According to MIT and Massachusetts General Hospital (MGH) researchers, artificial intelligence systems may be able to help Anesthesiologists in the operating room. A group of neuroscientists, engineers, and physicians demonstrated how a machine-learning system could continually automate the dosage of the anaesthetic drug propofol in a special edition of Artificial Intelligence in Medicine.
In patient simulations, the programme outperformed traditional methods. Using recorded data from nine actual procedures, it also nearly mirrored the performance of real Anesthesiologists in terms of sustaining unconsciousness. The advances in the algorithm increase the possibility of using computers to maintain patient unconsciousness, freeing up Anesthesiologists to focus on other tasks in the operating room.

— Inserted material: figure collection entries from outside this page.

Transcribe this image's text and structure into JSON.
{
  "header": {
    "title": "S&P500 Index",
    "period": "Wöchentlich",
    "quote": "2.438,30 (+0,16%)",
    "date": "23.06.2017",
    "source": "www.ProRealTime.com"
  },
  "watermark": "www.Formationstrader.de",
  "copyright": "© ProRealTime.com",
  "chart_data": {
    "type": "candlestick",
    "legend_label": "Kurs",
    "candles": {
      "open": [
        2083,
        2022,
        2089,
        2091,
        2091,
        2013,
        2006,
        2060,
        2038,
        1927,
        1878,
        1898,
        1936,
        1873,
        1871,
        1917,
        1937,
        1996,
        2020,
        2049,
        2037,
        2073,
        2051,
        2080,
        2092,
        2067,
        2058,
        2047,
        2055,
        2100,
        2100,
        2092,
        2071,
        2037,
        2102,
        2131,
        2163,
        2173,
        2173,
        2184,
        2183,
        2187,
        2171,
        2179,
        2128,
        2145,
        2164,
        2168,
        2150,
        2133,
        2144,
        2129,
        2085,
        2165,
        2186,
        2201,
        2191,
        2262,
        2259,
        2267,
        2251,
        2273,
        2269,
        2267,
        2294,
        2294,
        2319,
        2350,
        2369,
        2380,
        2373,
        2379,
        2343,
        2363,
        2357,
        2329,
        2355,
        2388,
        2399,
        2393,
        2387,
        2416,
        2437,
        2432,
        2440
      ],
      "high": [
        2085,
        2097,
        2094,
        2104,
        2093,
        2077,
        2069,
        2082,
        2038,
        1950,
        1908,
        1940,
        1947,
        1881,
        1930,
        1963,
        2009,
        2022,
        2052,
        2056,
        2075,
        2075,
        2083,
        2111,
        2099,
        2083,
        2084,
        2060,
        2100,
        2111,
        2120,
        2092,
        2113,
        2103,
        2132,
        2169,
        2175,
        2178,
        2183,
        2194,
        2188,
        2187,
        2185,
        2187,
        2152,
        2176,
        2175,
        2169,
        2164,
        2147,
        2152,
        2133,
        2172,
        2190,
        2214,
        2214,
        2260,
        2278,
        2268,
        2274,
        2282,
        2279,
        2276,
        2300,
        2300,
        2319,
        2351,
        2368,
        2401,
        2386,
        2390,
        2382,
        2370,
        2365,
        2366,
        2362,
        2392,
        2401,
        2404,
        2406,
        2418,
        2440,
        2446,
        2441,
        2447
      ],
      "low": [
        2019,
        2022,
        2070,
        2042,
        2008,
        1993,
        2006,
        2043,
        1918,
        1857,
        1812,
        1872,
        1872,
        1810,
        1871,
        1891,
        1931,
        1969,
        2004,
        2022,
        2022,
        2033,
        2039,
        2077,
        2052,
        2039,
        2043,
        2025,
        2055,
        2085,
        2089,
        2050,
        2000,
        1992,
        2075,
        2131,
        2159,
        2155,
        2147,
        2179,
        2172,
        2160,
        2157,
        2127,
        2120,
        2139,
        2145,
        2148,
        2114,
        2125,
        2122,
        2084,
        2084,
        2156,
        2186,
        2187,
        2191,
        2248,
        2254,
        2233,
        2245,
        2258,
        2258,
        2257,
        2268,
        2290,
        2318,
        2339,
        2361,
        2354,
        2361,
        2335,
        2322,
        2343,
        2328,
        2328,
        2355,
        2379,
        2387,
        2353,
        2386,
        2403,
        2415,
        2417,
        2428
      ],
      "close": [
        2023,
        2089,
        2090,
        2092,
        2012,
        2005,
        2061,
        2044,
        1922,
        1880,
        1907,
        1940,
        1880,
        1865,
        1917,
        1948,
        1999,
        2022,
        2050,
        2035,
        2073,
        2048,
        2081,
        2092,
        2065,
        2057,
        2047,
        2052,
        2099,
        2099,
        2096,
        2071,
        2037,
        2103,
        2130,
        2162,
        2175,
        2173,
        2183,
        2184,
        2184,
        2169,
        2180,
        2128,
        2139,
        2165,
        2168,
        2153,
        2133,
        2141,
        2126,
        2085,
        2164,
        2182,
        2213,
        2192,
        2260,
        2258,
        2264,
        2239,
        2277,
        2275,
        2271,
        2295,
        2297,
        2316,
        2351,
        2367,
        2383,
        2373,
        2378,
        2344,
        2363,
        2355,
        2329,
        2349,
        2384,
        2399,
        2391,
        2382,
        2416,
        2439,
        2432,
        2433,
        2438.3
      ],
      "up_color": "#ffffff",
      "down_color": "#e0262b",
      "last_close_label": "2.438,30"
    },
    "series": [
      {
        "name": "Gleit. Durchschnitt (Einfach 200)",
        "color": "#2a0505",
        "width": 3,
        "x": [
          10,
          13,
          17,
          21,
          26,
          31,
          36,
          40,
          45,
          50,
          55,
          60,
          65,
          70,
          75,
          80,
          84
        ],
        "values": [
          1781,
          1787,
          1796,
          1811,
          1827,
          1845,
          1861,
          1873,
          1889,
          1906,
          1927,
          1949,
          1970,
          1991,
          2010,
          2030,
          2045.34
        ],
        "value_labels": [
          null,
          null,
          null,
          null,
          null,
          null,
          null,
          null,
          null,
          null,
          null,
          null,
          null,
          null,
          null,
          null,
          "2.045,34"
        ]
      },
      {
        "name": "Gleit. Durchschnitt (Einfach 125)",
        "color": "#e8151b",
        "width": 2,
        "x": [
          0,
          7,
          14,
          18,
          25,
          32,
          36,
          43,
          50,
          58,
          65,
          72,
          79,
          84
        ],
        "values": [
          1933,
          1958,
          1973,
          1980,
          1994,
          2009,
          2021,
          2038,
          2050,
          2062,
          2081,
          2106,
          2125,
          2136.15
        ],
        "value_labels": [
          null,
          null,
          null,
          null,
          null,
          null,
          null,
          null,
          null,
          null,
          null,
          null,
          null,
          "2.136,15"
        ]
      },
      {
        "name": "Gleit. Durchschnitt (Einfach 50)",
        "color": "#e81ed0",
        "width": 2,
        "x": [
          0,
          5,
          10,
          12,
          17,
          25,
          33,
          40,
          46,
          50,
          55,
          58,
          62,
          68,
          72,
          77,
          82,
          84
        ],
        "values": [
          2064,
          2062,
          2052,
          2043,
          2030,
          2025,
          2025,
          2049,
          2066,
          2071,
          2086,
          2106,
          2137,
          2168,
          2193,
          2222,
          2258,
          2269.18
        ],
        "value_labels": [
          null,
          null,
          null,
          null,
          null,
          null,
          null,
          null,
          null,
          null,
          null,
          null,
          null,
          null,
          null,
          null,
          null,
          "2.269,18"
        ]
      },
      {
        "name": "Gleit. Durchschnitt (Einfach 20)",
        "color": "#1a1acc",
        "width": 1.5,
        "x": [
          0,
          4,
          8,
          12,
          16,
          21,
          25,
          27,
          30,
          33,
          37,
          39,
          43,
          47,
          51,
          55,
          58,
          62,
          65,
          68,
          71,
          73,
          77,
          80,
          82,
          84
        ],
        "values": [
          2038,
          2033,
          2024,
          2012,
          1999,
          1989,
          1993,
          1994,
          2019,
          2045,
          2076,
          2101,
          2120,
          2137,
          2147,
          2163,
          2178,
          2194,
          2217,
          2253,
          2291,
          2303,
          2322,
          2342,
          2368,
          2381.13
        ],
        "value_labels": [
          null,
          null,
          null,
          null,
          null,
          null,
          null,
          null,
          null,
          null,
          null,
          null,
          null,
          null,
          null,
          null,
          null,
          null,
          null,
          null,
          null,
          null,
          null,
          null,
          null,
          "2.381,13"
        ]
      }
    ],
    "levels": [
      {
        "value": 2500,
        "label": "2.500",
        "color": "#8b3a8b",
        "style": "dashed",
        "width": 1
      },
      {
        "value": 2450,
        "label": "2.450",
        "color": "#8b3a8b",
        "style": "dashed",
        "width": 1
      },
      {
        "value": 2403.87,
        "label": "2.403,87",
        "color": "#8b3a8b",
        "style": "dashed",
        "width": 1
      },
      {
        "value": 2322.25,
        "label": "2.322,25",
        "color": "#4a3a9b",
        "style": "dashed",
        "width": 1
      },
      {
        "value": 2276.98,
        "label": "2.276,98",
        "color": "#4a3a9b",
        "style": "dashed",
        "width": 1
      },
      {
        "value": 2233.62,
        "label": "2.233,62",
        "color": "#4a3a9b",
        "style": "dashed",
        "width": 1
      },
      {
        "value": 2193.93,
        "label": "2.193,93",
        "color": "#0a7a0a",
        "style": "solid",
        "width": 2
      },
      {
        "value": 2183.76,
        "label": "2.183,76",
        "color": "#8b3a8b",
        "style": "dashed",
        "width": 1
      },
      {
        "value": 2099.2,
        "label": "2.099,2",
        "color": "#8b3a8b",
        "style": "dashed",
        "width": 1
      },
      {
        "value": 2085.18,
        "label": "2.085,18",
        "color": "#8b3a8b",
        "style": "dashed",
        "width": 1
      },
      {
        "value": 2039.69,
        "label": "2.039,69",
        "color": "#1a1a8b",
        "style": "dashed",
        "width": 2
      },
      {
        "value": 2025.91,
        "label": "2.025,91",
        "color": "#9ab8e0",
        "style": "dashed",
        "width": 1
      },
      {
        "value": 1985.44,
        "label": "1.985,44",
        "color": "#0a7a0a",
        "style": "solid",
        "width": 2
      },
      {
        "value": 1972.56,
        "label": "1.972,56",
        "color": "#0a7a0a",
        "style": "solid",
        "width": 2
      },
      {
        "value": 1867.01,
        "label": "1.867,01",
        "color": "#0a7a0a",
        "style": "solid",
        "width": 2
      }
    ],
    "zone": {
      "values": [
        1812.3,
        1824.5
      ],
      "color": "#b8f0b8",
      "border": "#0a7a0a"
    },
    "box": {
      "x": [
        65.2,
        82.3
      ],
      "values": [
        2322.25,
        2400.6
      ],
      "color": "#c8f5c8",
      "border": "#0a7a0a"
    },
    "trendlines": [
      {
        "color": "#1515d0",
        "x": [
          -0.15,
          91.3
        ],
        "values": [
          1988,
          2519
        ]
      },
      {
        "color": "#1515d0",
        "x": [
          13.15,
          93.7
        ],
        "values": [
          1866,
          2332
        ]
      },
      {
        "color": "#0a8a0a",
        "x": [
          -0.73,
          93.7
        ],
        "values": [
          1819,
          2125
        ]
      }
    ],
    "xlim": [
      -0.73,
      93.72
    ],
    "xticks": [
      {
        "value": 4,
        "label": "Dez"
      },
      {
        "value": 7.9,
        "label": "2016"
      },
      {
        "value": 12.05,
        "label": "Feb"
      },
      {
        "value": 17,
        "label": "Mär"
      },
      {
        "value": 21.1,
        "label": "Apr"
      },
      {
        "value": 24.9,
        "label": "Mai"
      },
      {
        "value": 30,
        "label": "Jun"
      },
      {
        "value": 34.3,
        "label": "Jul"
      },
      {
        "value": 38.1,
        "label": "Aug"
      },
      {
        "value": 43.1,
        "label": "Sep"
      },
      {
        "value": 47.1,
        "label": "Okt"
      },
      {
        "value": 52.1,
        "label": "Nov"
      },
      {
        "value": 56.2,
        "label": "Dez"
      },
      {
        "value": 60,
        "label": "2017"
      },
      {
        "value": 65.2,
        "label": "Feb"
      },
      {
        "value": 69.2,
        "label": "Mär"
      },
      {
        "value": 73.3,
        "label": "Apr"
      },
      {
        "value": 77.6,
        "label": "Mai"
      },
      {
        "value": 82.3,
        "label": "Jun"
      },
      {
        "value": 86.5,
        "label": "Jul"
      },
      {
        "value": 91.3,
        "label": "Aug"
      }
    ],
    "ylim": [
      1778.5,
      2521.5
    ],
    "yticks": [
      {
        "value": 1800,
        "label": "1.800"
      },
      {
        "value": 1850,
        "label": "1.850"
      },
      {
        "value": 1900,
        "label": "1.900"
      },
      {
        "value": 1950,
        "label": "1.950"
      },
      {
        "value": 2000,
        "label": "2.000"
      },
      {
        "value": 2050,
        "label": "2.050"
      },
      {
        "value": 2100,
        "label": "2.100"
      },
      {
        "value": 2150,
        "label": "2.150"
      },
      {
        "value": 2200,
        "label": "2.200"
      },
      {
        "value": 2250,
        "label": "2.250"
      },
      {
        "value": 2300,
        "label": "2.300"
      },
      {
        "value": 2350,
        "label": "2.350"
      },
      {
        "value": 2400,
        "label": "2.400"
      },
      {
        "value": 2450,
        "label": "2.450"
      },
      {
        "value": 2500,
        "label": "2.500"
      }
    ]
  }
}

Like ensuring that patients remain immobile, pain-free, physiologically stable, and receive adequate anaesthesia. The researchers devised a machine-learning method for learning not only how to dose propofol but also how to maximise the amount of medicine supplied. According to the press release, the research team achieved this by incorporating two related neural networks into the software: a “actor” that determines how much of the drug to dose at any given time, and a “critic” that assists the actor in behaving in a way that maximises the “rewards” specified by the programmer.
For example, the researchers tested with three different rewards while training the algorithm: one that penalised only overdose, one that questioned supplying any dose, and one that had no penalties. In each case, the researchers used complex models of pharmacokinetics, or how quickly propofol doses reach the important brain areas after administration, and pharmacodynamics, or how the medication modifies consciousness once it reaches its target, to train the algorithm.